出入国在留管理局から「在留資格取消通知書」が届き、ビザの取消が確定してしまった事態。多くの外国籍人材がここで絶望し、日本での生活を諦めかけます。しかし、決定を覆すために直ちに裁判(行政訴訟)を起こすのは、年単位の時間と莫大な費用がかかるため、実務上のアプローチとして現実的ではありません。適法なステータスを取り戻すための真の最終防衛ラインは、取消後に自動的に移行する「退去強制(強制送還)手続」という行政プロセスの内側に存在しています。
1. 直ちに強制送還されるわけではない:入管法が定める「3審制」のメカニズム
ビザが取り消されて法的に不法滞在状態となったとしても、翌日に空港へ連行され、本国へ強制送還されるわけではありません。入管法では、人権保護と適正手続きの観点から、退去強制手続において以下の「3段階の審理(3審制)」を保障しています。
- 第1段階(入国審査官による違反審査):
まず、入国審査官が容疑事実(オーバーステイや資格外活動など、退去強制事由に該当するか否か)を審査し、事実認定を行います。 - 第2段階(特別審理官による口頭審理):
第1段階の認定に不服がある場合、認定の通知を受けた日から「3日以内」に特別審理官へ口頭審理を請求することができます。ここでは、事実誤認の指摘や新たな証拠の提出が認められます。 - 第3段階(法務大臣への異議申出):
第2段階の判定にも不服がある場合、さらに判定通知から「3日以内」に法務大臣へ異議を申し出ます。ここが、最終的な処分を決定する最大の関門となります。

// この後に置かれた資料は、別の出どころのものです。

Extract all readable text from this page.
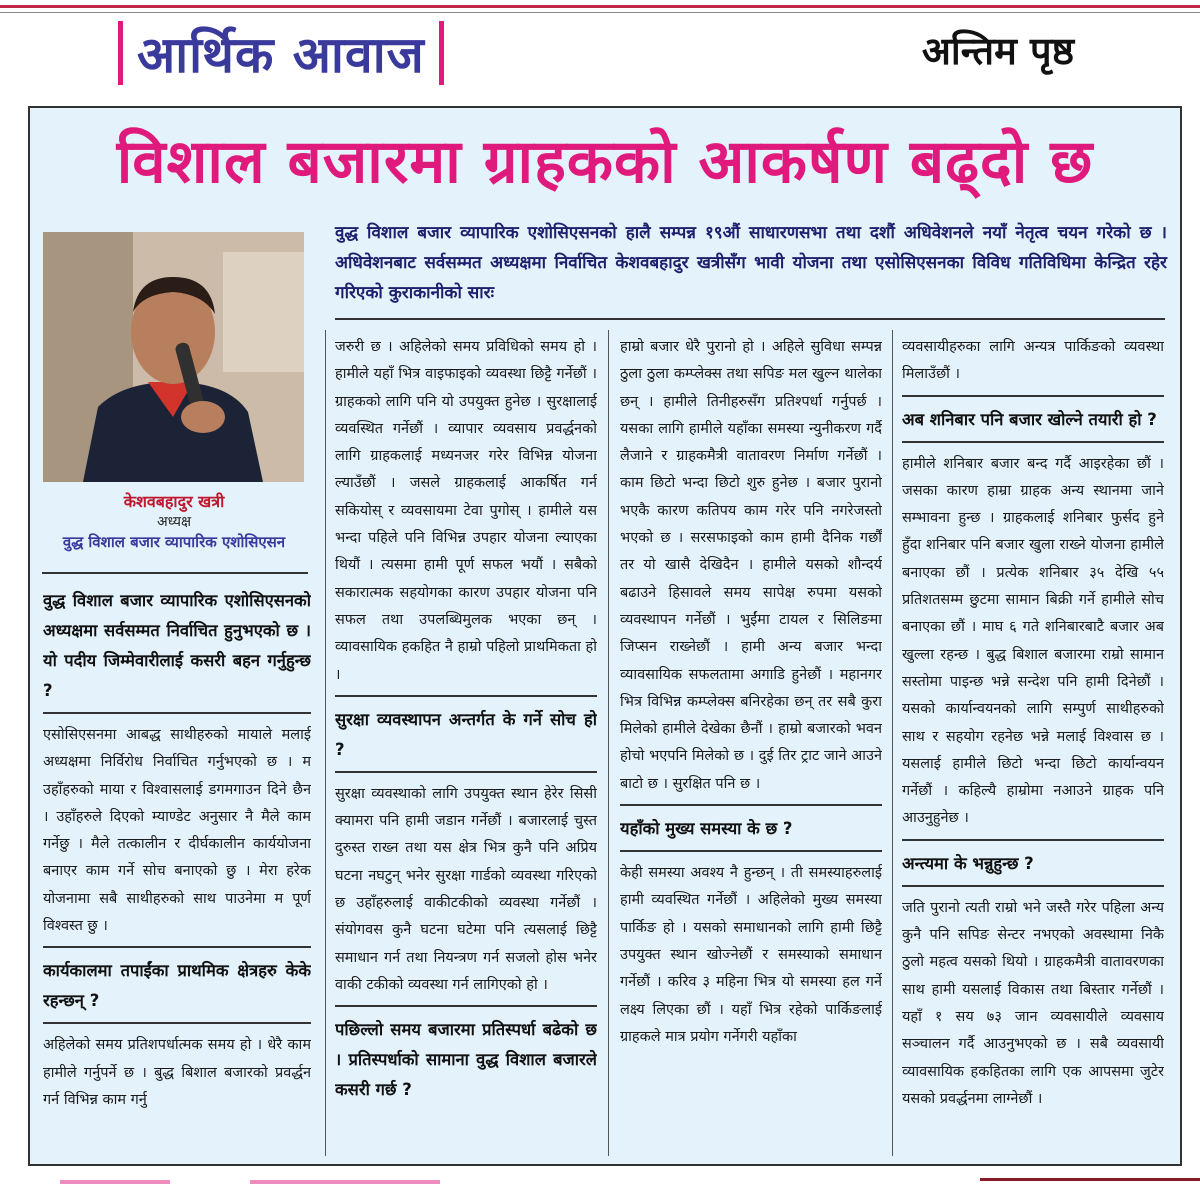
आर्थिक आवाज	अन्तिम पृष्ठ
विशाल बजारमा ग्राहकको आकर्षण बढ्दो छ
केशवबहादुर खत्री
अध्यक्ष
वुद्ध विशाल बजार व्यापारिक एशोसिएसन
वुद्ध विशाल बजार व्यापारिक एशोसिएसनको हालै सम्पन्न १९औं साधारणसभा तथा दशौं अधिवेशनले नयाँ नेतृत्व चयन गरेको छ । अधिवेशनबाट सर्वसम्मत अध्यक्षमा निर्वाचित केशवबहादुर खत्रीसँग भावी योजना तथा एसोसिएसनका विविध गतिविधिमा केन्द्रित रहेर गरिएको कुराकानीको सारः
वुद्ध विशाल बजार व्यापारिक एशोसिएसनको अध्यक्षमा सर्वसम्मत निर्वाचित हुनुभएको छ । यो पदीय जिम्मेवारीलाई कसरी बहन गर्नुहुन्छ ?
एसोसिएसनमा आबद्ध साथीहरुको मायाले मलाई अध्यक्षमा निर्विरोध निर्वाचित गर्नुभएको छ । म उहाँहरुको माया र विश्वासलाई डगमगाउन दिने छैन । उहाँहरुले दिएको म्याण्डेट अनुसार नै मैले काम गर्नेछु । मैले तत्कालीन र दीर्घकालीन कार्ययोजना बनाएर काम गर्ने सोच बनाएको छु । मेरा हरेक योजनामा सबै साथीहरुको साथ पाउनेमा म पूर्ण विश्वस्त छु ।
कार्यकालमा तपाईंका प्राथमिक क्षेत्रहरु केके रहन्छन् ?
अहिलेको समय प्रतिशपर्धात्मक समय हो । धेरै काम हामीले गर्नुपर्ने छ । बुद्ध बिशाल बजारको प्रवर्द्धन गर्न विभिन्न काम गर्नु
जरुरी छ । अहिलेको समय प्रविधिको समय हो । हामीले यहाँ भित्र वाइफाइको व्यवस्था छिट्टै गर्नेछौं । ग्राहकको लागि पनि यो उपयुक्त हुनेछ । सुरक्षालाई व्यवस्थित गर्नेछौं । व्यापार व्यवसाय प्रवर्द्धनको लागि ग्राहकलाई मध्यनजर गरेर विभिन्न योजना ल्याउँछौं । जसले ग्राहकलाई आकर्षित गर्न सकियोस् र व्यवसायमा टेवा पुगोस् । हामीले यस भन्दा पहिले पनि विभिन्न उपहार योजना ल्याएका थियौं । त्यसमा हामी पूर्ण सफल भयौं । सबैको सकारात्मक सहयोगका कारण उपहार योजना पनि सफल तथा उपलब्धिमुलक भएका छन् । व्यावसायिक हकहित नै हाम्रो पहिलो प्राथमिकता हो ।
सुरक्षा व्यवस्थापन अन्तर्गत के गर्ने सोच हो ?
सुरक्षा व्यवस्थाको लागि उपयुक्त स्थान हेरेर सिसी क्यामरा पनि हामी जडान गर्नेछौं । बजारलाई चुस्त दुरुस्त राख्न तथा यस क्षेत्र भित्र कुनै पनि अप्रिय घटना नघटुन् भनेर सुरक्षा गार्डको व्यवस्था गरिएको छ उहाँहरुलाई वाकीटकीको व्यवस्था गर्नेछौं । संयोगवस कुनै घटना घटेमा पनि त्यसलाई छिट्टै समाधान गर्न तथा नियन्त्रण गर्न सजलो होस भनेर वाकी टकीको व्यवस्था गर्न लागिएको हो ।
पछिल्लो समय बजारमा प्रतिस्पर्धा बढेको छ । प्रतिस्पर्धाको सामाना वुद्ध विशाल बजारले कसरी गर्छ ?
हाम्रो बजार धेरै पुरानो हो । अहिले सुविधा सम्पन्न ठुला ठुला कम्प्लेक्स तथा सपिङ मल खुल्न थालेका छन् । हामीले तिनीहरुसँग प्रतिश्पर्धा गर्नुपर्छ । यसका लागि हामीले यहाँका समस्या न्युनीकरण गर्दै लैजाने र ग्राहकमैत्री वातावरण निर्माण गर्नेछौं । काम छिटो भन्दा छिटो शुरु हुनेछ । बजार पुरानो भएकै कारण कतिपय काम गरेर पनि नगरेजस्तो भएको छ । सरसफाइको काम हामी दैनिक गर्छौं तर यो खासै देखिदैन । हामीले यसको शौन्दर्य बढाउने हिसावले समय सापेक्ष रुपमा यसको व्यवस्थापन गर्नेछौं । भुईंमा टायल र सिलिङमा जिप्सन राख्नेछौं । हामी अन्य बजार भन्दा व्यावसायिक सफलतामा अगाडि हुनेछौं । महानगर भित्र विभिन्न कम्प्लेक्स बनिरहेका छन् तर सबै कुरा मिलेको हामीले देखेका छैनौं । हाम्रो बजारको भवन होचो भएपनि मिलेको छ । दुई तिर ट्राट जाने आउने बाटो छ । सुरक्षित पनि छ ।
यहाँको मुख्य समस्या के छ ?
केही समस्या अवश्य नै हुन्छन् । ती समस्याहरुलाई हामी व्यवस्थित गर्नेछौं । अहिलेको मुख्य समस्या पार्किङ हो । यसको समाधानको लागि हामी छिट्टै उपयुक्त स्थान खोज्नेछौं र समस्याको समाधान गर्नेछौं । करिव ३ महिना भित्र यो समस्या हल गर्ने लक्ष्य लिएका छौं । यहाँ भित्र रहेको पार्किङलाई ग्राहकले मात्र प्रयोग गर्नेगरी यहाँका
व्यवसायीहरुका लागि अन्यत्र पार्किङको व्यवस्था मिलाउँछौं ।
अब शनिबार पनि बजार खोल्ने तयारी हो ?
हामीले शनिबार बजार बन्द गर्दै आइरहेका छौं । जसका कारण हाम्रा ग्राहक अन्य स्थानमा जाने सम्भावना हुन्छ । ग्राहकलाई शनिबार फुर्सद हुने हुँदा शनिबार पनि बजार खुला राख्ने योजना हामीले बनाएका छौं । प्रत्येक शनिबार ३५ देखि ५५ प्रतिशतसम्म छुटमा सामान बिक्री गर्ने हामीले सोच बनाएका छौं । माघ ६ गते शनिबारबाटै बजार अब खुल्ला रहन्छ । बुद्ध बिशाल बजारमा राम्रो सामान सस्तोमा पाइन्छ भन्ने सन्देश पनि हामी दिनेछौं । यसको कार्यान्वयनको लागि सम्पुर्ण साथीहरुको साथ र सहयोग रहनेछ भन्ने मलाई विश्वास छ । यसलाई हामीले छिटो भन्दा छिटो कार्यान्वयन गर्नेछौं । कहिल्यै हाम्रोमा नआउने ग्राहक पनि आउनुहुनेछ ।
अन्त्यमा के भन्नुहुन्छ ?
जति पुरानो त्यती राम्रो भने जस्तै गरेर पहिला अन्य कुनै पनि सपिङ सेन्टर नभएको अवस्थामा निकै ठुलो महत्व यसको थियो । ग्राहकमैत्री वातावरणका साथ हामी यसलाई विकास तथा बिस्तार गर्नेछौं । यहाँ १ सय ७३ जान व्यवसायीले व्यवसाय सञ्चालन गर्दै आउनुभएको छ । सबै व्यवसायी व्यावसायिक हकहितका लागि एक आपसमा जुटेर यसको प्रवर्द्धनमा लाग्नेछौं ।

2. 法務大臣の裁量による特例的救済:「在留特別許可」
第3段階である「法務大臣への異議申出」のプロセスこそが、日本に留まるための最大の勝負所です。この最終段階では、法令違反の事実そのものを争うだけでなく、「過去の法令違反は事実として認めるが、それでもなお日本に留まるべき特別な事情がある」という、人道的配慮に基づく主張を行います。
この異議申出に対し、法務大臣が「異議の理由は無い(違反事実は覆らない)が、本人の事情を考慮して特別に在留を許可すべきだ」と判断した場合、入管法第50条に基づく「在留特別許可」が付与されます。これが認められれば、退去強制令書は発付されず、新たな適法な在留資格が与えられ、再び日本での生活を継続することが可能になります。まさに首の皮一枚で繋がる、法的な一発逆転のルートです。
3. 絶望を覆す「客観的物証」の構築とシビアなタイムリミット
在留特別許可は、単に「日本にいたい」と泣いて同情を引けば得られるものではありません。法務大臣の裁量を動かすためには、物的事実から推測できる可能性の高い仮説を選択し、行政側が反論すべき点を論破し、正すべき論筋を正すという、極めて精巧かつ高度な立証活動が要求されます。
「日本人や永住者との安定した婚姻関係がある」「日本で長期間生活し、すでに生活基盤が完全に日本に定着している」「本国に帰国すれば生命や身体に重大な危険が及ぶ」「日本でしか受けられない不可欠な医療行為がある」といった定着性や帰国困難性を、公的書類や診断書、生活実態を示す物証によって裏付けなければなりません。
実務上最も留意すべきは、第2段階および第3段階へ進むための請求期限が「わずか3日以内」という極端に短いタイムリミットである点です。通知を受けてから証拠を集め始めるのでは到底間に合いません。不利益処分が下される可能性を予見した段階から、即座に客観的物証を揃え、論理の矛盾を排除した防衛線を構築しておくことこそが、日本での法的地位を守り抜く唯一の手段となります。